Print the 2nd from the last column:
ls -l | perl -anE'say $F[-2]'
Extract simple fields via cut¶
cut is designed to extract fields from a line, given a single character
delimiter or position list. It will not split on patterns or multi-character
delimiters. Use awk
or one of the tools described below if you have more
complicated data. By default, it splits fields on a single tab character, but
you can easily specify something else with the `-d’ option.
cat > data <<EOF
foo:bar:baz
fun:stuff:today
EOF
cat data | cut -d: -f 1,3
foo:baz
fun:today
Note that cut apparently ignores field order:
cat data | cut -d: -f 3,1
foo:baz
fun:today
Extract by character position with cut¶
cat > alpha <<EOF
abcdef
gehijk
EOF
cat alpha | cut -c '2-4,6'
bcdf
ehik
Extract fixed-width fields with awk¶
Sometimes you will have fields of known (but possibly different) widths, AKA fixed width format.
awk can be used to extract the fields (you may need to install gnu awk). Found this via https://stackoverflow.com/a/28562381
echo aaaaBBcccccDe | awk '$1=$1' FIELDWIDTHS='4 2 5 1 1' OFS=,
aaaa,BB,ccccc,D,e
The $1=$1
just forces awk to re-parse each line using the FIELDWIDTHDS you’ve
specified.
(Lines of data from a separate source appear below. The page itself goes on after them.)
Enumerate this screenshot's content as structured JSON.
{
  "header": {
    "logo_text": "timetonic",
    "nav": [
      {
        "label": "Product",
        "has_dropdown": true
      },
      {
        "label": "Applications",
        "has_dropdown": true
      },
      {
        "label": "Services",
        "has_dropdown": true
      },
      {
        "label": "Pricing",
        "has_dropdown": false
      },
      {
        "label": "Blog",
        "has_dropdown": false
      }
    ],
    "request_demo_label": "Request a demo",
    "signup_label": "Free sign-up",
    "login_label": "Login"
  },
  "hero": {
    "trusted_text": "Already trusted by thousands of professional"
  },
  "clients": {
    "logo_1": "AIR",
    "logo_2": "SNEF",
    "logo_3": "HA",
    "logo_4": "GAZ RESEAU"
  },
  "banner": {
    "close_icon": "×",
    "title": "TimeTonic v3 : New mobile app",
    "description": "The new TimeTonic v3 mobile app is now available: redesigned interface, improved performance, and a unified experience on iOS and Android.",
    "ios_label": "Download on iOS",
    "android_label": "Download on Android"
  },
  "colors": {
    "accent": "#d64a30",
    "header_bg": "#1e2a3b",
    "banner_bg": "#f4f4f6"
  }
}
OFS
is the output field separator.
Note that this recipe gets every field, and every character between each field. See the cut recipe above, or the in2csv approach if you only part of each line, or only some fields.
Extract fixed-width fields with in2csv¶
You can also use in2csv
(part of csvkit) to
convert fixed with to csv files with headers. in2csv requires a schema file, so
this is probably most practical if you find yourself doing this frequently for
the same schema, or there are a LOT of fields and you probably need to iterate
through them anyway.
Define a schema file:
cat > fields.csv <<EOM
column,start,length
name,1,4
id,5,2
field1,7,5
section,12,1
category,13,1
EOM
And then use the schema file to extract fixed-width fields:
echo aaaaBBcccccDe | in2csv -s fields.csv
name,id,field1,section,category
aaaa,BB,ccccc,D,e
Convert whitespace-delimited columns to csv¶
This can be relatively simple. If you know that you data doesn’t contain any additional commas, you can do a simple substitution:
# squeeze multiple spaces
tr -s ' ' ,
perl -pE's/\h+/,/g'; # horizontal space, no newline
perl -anE'say join(",", @F)'
If you can’t be sure that there won’t be commas in the fields, you’ll want to do proper quoting. Use a real csv tool. Here’s a way to convert to tsv:
perl -anE'say join("\t", @F)' | csvformat -t -H
tr -s ' ' '\t' | csvformat -t -H
cutting columns, other tools¶
Cutting columns of text is such a common operation that it’s worthwhile to have a few other tools on hand.
f - trivial field extractor¶
f is a tool with a laser-sharp focus: Extract a single column from a whitespace
delimited file. If you find yourself going often to awk for something like awk '{print $3}'
, then add f to your arsenal.
# quickly extract one column
printf "the quick brown fox\nand so it goes" | f 3
brown
it
Note that supports negative indexes, and can also be used to print the last column.
seq 10 | paste - - - | f -1 # grab the last column on each line
3
6
9
10
scut - swiss army knife of column cutters¶
scut is a better (if slower) cut, extracts arbitrary columns to be selected based on regexes
# zero indexed, easy to get many columns
cat data | scut -f '2 1'
# negative columns are removed
cat data | scut -f 'ALL -1'
to extract columns from CSV data, use csvcut¶
csvcut
is part of the csvkit
suite. It allows you to process CSV and TSV files,
and you can specify fields by name or by index.